Only after it disappeared into the lake did I think, “I held a wild spectacled caiman in my hands!” It didn’t seem like a big deal at the time – I’ve been able to do some amazing stuff in Peru – but it was a big deal. Spectacled caimans can grow to two meters or more and live for decades. As soon as Moses pulled it from the water, I’d wanted to see it closer, and maybe hold it. The guy next to me didn’t want anything to do with the caiman, moving away pretty rapidly when Moses handed it to me. It’s been a day of that – the same guy also freaked out when a fish leapt out of the river and landed near his feet in the boat, and when the same thing happened to the French girl, she actually stood up and screamed.

So far, nothing in the jungle has scared me more than the idea of tipping a canoe. And that only because I’d soak my camera.

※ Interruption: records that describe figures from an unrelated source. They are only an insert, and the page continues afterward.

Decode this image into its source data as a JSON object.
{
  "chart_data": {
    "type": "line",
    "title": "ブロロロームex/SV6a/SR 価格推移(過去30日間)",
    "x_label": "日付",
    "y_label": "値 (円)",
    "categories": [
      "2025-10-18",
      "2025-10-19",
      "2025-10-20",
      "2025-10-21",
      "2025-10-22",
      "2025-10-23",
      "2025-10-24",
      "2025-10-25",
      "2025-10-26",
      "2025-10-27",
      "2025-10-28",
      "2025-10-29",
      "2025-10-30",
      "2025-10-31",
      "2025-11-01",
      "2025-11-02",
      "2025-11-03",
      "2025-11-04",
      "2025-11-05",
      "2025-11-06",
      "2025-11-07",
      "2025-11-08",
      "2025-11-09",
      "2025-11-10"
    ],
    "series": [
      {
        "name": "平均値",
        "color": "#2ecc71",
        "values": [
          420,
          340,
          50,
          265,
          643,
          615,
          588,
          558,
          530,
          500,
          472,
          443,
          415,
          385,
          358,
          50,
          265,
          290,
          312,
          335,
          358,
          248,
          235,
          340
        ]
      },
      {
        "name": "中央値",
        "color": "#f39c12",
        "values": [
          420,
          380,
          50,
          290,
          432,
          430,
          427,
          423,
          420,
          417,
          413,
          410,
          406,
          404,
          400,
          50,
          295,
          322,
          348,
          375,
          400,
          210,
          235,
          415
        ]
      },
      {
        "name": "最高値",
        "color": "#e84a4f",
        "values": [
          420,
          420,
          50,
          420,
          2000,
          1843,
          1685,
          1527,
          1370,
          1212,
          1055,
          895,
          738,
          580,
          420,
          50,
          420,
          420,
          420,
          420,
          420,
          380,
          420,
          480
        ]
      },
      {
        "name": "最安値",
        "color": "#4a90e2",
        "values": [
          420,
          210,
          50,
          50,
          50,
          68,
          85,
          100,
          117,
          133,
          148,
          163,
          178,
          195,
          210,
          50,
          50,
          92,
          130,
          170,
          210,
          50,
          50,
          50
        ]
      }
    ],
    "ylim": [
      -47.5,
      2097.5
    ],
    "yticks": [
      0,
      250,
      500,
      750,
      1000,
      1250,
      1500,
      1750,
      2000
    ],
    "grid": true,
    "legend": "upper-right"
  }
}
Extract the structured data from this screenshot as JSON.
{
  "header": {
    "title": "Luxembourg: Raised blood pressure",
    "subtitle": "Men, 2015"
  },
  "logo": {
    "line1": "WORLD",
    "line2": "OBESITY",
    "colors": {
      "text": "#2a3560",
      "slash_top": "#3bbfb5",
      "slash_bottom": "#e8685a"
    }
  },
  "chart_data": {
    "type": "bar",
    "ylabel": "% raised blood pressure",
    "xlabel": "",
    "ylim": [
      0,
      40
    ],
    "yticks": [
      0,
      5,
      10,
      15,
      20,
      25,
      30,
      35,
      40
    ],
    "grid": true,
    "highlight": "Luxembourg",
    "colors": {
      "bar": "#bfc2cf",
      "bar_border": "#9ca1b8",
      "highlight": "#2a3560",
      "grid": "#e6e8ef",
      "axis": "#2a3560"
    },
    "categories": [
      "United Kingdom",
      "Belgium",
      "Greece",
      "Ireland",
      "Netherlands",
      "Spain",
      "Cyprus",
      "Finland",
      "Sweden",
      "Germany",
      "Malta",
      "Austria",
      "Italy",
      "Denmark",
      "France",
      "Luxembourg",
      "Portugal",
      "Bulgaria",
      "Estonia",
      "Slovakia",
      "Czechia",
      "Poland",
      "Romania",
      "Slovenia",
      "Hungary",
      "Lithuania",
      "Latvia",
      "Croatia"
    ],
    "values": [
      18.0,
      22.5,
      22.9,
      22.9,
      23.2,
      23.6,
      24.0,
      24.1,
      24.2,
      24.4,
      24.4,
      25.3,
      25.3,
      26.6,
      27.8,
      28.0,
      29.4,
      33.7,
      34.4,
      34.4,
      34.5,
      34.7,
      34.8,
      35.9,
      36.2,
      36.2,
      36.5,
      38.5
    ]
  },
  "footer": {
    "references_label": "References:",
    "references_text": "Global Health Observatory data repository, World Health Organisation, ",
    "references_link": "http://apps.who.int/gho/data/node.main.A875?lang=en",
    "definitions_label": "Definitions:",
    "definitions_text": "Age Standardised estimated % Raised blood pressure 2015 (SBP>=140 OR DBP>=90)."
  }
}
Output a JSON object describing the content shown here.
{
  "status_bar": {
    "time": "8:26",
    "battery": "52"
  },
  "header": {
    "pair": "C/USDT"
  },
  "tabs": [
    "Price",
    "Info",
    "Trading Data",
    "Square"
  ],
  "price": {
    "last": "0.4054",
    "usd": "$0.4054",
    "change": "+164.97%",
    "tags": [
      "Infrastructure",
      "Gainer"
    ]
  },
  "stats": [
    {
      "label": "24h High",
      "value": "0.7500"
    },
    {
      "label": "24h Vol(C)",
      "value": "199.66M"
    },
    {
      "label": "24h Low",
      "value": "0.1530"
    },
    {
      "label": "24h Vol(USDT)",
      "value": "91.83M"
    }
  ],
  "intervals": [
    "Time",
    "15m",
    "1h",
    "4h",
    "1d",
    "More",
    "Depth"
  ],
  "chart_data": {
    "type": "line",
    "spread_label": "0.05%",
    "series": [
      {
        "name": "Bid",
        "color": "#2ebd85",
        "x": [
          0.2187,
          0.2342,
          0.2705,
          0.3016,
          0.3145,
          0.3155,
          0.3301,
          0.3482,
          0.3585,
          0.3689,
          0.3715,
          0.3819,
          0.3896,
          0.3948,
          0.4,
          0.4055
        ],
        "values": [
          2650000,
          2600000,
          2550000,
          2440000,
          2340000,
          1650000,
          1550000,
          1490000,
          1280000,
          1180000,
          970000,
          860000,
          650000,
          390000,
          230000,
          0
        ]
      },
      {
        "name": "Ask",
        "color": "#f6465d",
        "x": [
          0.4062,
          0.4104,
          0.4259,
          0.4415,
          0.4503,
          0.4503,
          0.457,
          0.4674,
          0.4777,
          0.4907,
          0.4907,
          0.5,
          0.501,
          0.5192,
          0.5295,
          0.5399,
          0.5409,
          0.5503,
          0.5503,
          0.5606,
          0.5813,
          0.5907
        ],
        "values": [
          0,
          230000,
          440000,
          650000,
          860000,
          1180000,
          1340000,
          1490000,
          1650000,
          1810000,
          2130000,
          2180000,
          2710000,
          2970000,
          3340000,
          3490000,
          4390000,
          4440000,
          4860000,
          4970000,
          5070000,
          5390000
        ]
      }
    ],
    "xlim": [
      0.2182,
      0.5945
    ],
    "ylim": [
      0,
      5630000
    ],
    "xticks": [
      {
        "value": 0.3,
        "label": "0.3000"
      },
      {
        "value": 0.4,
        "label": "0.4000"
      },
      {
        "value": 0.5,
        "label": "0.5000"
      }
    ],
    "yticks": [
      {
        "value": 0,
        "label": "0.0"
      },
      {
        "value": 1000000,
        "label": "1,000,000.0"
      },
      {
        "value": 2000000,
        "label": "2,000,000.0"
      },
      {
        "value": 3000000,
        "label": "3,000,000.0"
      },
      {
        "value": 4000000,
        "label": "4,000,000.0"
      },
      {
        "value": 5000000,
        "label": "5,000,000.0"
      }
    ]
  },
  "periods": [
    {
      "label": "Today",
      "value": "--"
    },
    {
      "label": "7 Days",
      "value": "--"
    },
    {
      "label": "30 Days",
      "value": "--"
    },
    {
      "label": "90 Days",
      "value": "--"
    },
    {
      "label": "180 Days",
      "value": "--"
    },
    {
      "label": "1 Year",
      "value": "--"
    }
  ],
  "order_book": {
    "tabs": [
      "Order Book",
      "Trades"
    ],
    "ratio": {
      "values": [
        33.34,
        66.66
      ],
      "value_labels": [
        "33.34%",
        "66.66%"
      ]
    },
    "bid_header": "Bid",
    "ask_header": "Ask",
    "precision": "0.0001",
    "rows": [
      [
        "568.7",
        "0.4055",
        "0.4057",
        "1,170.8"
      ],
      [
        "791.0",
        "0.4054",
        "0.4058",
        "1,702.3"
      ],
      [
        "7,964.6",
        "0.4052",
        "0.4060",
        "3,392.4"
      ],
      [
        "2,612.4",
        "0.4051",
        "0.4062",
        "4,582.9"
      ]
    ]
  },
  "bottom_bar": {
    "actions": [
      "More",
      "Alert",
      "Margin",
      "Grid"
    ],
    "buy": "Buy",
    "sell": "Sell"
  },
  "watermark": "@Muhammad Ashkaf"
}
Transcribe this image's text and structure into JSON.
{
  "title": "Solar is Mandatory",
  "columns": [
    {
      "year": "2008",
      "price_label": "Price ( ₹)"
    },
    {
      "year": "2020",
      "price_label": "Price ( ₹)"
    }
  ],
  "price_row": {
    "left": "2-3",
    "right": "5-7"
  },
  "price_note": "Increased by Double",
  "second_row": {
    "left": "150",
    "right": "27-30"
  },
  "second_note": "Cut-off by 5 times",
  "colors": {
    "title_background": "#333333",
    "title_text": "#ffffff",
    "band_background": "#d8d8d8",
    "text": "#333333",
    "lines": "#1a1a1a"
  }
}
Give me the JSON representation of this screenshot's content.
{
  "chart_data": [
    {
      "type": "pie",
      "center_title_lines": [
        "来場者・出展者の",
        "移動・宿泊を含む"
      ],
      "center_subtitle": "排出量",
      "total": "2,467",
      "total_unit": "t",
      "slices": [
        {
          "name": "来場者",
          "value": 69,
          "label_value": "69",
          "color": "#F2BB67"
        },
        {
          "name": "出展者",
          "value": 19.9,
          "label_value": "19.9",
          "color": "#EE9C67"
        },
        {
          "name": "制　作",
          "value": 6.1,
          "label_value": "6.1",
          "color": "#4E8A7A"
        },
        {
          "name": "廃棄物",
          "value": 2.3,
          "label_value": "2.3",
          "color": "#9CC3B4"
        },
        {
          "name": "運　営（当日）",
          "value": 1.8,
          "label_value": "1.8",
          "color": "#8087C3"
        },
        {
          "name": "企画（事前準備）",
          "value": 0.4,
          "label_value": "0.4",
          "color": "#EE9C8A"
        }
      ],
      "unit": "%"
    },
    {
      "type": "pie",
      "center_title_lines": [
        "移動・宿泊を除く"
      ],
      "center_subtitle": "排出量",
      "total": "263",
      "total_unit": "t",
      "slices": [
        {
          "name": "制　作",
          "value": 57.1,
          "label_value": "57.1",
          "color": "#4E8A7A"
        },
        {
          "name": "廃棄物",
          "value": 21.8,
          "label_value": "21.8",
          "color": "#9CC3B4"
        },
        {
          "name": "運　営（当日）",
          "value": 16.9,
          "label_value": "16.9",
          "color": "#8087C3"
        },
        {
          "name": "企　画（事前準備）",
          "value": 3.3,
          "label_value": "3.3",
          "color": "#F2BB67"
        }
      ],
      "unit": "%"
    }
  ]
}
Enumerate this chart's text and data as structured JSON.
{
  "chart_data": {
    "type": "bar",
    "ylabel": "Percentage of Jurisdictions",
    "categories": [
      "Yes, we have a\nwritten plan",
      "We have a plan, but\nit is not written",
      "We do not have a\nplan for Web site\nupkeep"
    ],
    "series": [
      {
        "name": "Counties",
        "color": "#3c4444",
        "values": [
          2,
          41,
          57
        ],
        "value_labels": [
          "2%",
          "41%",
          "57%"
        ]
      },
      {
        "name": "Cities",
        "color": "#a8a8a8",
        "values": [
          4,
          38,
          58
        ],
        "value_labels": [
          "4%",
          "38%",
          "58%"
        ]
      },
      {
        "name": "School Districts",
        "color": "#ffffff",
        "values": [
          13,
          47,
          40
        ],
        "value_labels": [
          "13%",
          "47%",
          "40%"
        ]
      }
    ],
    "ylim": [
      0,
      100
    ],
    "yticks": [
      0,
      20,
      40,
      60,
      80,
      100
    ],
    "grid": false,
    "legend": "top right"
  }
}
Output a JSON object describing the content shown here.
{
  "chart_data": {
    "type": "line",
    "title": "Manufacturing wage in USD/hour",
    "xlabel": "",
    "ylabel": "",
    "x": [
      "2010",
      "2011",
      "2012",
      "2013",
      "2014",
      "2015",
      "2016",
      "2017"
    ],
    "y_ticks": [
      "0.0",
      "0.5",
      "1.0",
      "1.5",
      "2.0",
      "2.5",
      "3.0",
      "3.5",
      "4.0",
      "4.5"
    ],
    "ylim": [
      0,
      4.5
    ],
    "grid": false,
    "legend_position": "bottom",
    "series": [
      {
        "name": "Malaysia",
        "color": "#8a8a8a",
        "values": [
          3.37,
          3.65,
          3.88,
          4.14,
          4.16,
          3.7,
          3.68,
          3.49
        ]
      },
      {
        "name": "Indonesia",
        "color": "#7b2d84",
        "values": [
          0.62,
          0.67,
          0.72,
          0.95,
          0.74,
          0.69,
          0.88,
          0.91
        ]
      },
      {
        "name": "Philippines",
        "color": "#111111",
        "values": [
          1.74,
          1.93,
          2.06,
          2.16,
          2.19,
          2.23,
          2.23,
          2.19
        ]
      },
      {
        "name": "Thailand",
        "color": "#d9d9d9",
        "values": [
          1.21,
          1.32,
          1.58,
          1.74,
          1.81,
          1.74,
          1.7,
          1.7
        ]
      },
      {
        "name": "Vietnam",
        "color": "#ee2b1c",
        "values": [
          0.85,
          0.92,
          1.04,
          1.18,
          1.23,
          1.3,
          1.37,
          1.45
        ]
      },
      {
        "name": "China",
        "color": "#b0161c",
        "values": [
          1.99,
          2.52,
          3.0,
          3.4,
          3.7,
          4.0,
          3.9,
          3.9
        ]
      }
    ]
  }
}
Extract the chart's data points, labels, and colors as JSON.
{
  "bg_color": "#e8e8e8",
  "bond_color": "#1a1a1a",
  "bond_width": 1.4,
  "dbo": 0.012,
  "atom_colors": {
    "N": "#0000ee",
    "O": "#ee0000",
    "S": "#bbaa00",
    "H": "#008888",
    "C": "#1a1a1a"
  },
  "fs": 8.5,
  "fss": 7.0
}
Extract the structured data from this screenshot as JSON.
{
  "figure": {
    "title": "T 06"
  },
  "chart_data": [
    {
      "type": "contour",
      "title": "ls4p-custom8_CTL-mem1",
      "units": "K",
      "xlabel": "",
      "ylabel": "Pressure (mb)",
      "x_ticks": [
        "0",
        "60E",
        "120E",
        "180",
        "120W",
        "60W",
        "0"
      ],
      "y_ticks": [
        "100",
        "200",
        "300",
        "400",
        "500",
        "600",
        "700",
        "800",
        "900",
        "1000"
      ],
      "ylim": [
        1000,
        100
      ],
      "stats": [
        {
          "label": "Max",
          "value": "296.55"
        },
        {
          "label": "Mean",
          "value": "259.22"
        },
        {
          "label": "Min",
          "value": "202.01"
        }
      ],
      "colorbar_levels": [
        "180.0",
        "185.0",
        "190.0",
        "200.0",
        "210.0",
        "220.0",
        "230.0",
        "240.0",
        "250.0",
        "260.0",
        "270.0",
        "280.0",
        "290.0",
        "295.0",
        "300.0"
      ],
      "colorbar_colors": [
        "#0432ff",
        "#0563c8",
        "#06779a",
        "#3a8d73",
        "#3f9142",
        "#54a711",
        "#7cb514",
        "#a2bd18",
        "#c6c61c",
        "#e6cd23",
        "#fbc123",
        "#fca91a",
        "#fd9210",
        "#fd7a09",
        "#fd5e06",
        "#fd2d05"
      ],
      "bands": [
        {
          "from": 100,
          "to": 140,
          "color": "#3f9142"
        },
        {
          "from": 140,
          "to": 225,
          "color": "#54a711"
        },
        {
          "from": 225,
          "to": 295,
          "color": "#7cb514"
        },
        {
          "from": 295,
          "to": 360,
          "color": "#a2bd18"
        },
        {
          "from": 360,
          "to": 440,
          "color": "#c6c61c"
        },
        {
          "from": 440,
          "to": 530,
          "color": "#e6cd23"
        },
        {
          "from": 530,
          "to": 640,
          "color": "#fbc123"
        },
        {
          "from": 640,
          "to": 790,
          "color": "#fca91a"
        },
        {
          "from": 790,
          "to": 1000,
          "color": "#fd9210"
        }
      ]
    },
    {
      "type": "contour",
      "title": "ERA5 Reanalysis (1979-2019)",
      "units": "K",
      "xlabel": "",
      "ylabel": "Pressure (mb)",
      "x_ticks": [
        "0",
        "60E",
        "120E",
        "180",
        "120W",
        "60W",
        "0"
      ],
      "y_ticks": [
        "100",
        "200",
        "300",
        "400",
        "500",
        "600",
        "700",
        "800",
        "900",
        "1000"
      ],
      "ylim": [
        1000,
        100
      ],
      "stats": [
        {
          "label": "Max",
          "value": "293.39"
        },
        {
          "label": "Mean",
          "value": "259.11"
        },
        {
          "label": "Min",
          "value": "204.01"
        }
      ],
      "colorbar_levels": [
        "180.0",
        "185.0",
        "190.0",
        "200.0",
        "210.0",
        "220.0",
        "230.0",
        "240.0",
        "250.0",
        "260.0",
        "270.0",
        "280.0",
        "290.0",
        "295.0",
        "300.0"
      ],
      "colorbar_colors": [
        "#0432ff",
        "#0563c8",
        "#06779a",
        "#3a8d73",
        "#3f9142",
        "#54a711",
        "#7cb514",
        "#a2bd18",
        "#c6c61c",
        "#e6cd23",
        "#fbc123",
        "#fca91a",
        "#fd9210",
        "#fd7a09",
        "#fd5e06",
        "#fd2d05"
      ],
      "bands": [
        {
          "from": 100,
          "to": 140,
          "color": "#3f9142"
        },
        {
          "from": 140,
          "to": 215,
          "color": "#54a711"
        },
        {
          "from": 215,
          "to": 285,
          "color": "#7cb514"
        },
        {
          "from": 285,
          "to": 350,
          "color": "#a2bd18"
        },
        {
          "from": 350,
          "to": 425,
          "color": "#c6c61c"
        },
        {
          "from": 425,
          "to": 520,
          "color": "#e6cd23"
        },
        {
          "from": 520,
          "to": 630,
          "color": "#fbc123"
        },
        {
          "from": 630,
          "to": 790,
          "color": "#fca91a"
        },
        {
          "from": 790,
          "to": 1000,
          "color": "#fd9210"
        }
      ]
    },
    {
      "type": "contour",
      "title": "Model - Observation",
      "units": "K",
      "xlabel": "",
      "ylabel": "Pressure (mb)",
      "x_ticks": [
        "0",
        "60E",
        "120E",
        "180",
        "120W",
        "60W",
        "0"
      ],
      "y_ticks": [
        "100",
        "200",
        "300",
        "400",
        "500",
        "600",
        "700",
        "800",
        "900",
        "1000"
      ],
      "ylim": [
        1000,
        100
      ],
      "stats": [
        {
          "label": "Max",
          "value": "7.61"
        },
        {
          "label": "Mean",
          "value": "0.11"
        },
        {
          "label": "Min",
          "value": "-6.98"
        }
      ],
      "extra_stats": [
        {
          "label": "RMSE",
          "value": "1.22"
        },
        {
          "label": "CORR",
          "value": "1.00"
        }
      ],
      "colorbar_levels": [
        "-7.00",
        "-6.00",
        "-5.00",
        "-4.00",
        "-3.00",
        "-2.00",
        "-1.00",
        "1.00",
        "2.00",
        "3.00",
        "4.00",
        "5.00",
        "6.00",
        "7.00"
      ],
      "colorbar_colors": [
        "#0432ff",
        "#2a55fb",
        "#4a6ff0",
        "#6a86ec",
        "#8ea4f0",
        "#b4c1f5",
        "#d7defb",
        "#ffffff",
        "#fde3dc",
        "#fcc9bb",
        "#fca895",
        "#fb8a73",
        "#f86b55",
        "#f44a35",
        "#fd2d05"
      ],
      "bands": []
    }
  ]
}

When I started to write, the lodge cat – Panda – sat above me on top of the mosquito netting. She’s gone now, trotting off into the darkness. The jungle must be an interesting place for a domesticated cat… That strange, syncopated, echoing clicking has started again – I keep meaning to ask Hulber what makes it. It reminds me of the Kodama portrayed by Miyazaki – benevolent forest spirits that make a strange clicking noise. I find it incredibly relaxing to lie down in my bungalow, with the darkness of the Amazon all around me, listening to the noises of the jungle as I drift off to sleep. At night, the volume of the jungle takes on a depth and breadth as rich as a symphony, with modulations in tone and pitch and rhythm, with themes and measures and solos, fugues and crescendos, and pregnant pauses. None of the forest sounds frighten me, or make me nervous, perhaps because no one else pays them any attention and perhaps because I have no frame of reference. Moses said the other day that he loves how quiet the jungle is, and I wonder if he would be as disturbed by the silence of Oregon forests as some people are by the cacophony of the rainforest.